Святослав со Святополком долго сидели в трапезной под трехсвечным шандалом, делясь мыслями о положении княжеств своих.
— Отец мне горло перепилил с этим крещением, — жаловался Святослав. — Словно древлян не знает.
— У меня то же. Налетел. Нашумел. Привез иерея Фому. Взялся крестить, половина города в леса убежали. Я говорю ему, нельзя, мол, силой, а он мне: «Бог дурака поваля кормит». Вот и поспорь с ним.
— У тебя хоть поп есть, а у меня ведь нет. Обещает из училища прислать кого.
— Что мой поп? Его туровские язычники едва не утопили.
— И утопят, как пить дать.
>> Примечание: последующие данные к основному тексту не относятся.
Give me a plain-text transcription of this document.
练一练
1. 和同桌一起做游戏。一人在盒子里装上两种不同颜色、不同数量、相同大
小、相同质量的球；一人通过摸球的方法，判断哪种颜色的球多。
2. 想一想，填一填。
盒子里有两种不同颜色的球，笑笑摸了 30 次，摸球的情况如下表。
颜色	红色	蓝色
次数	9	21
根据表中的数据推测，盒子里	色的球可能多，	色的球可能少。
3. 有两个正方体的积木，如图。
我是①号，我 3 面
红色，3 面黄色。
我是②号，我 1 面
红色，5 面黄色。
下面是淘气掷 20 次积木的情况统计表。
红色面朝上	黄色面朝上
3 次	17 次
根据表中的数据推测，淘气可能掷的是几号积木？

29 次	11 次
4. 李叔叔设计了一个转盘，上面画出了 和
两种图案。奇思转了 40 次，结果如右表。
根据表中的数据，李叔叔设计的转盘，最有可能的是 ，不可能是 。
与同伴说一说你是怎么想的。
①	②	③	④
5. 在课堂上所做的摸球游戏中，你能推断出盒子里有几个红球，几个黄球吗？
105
Мои древляне на Киев злобу в сердце таят — еще за Ольгины подвиги. Хорошо хоть дань платят. Да и то, гляди, опять взбунтуются. Ныне с них дань в две руки дерут. Приезжаешь в веску дымы или рала облагать, а данники плачут, уже, мол, выплатили. Кому— допытываешься. Выясняется, разбойники были. Те, брат, все до дна выскребают. И мне, князю, впору не с вески брать, а ей давать, чтоб не вымерли. А отцу что? Ему давай выход.
— Да, с великим князем трудно спорить, — вздохнул Святополк.
— Он говорит, я вас от поганых бороню, на рать не зову, так хоть выход шлите вовремя. Ему ведь и впрямь кун прорву надо. Он на южных рубежах городов с полдюжины наставил, заставил рубежи эти сторожить. Церквей сколь понастроил… Сейчас вроде успокоился, а то ведь, когда помоложе был, что ни лето, в поход идет — то на хорватов, то на поляков, то печенегам хвост крутит.
— Тебя не звал на рать?
— Да нет. Ни разу. Говорит, блюди землю, сбирай дань, а я как-нибудь без вас управлюсь.
— Оно, может, это и хорошо, но как поглядеть. К рати-то ведь тоже надо охоту иметь. Вон дед наш с пяти лет ратоборствовал, оттого, наверно, и удачлив был в бою. А мы? Уже за двадцать, а ни разу копья не преломили.
— А разве это плохо?
— Да вроде неплохо, если б до скончания живота так прожить. А то ведь не удастся, думаю, никак не удастся. Призовет Бог отца, что с нами будет?
— А что может быть?
— Да уж хорошего-то — ничего, Святослав. Помяни мое слово, будут распри, и рати не миновать.
— С кем?
— Да хошь с теми же печенегами. Отцова рука их ныне пугает. А не будет ее, чего им бояться. Меня? Тебя?
— Да, пожалуй, ты прав, у нас за спиной ни одной рати, лишь ловы на зверье.
— Мне тесть обещает, в случае чего, помочь, но ведь обещаньем не согреешься. Да и за помощь, я полагаю, расплачиваться надо будет. А чем? Нам от выхода остается только-только двор прокормить да невеликую дружину содержать.
— Вот-вот, и у меня та же беда. Дружины кот наплакал, а в лесах бродней табуны. Того гляди, на город нападут.
— А пошто, думаешь, их столько развелось? От того же, от крещения насильного. Кто не хочет креститься, в лес бежит, а там за кистень — и на дорогу.
— У тебя, на Туровщине, слышал, потише с разбоем-то?
— Да вроде бы. Я ведь язычников стараюсь не обижать. Ну, не хотят, Бог с ними. Отец вон взялся крестить, полгорода разбежались. Он уехал в Киев, все потихоньку воротились в избы свои, опять за труды взялись. Видят, я не упрекаю. Чего ж им в лесу-то сидеть? Пилят, рубят, куют, ткут, пекут, пашут — хлеб свой зарабатывают. К чему им кистень разбойный?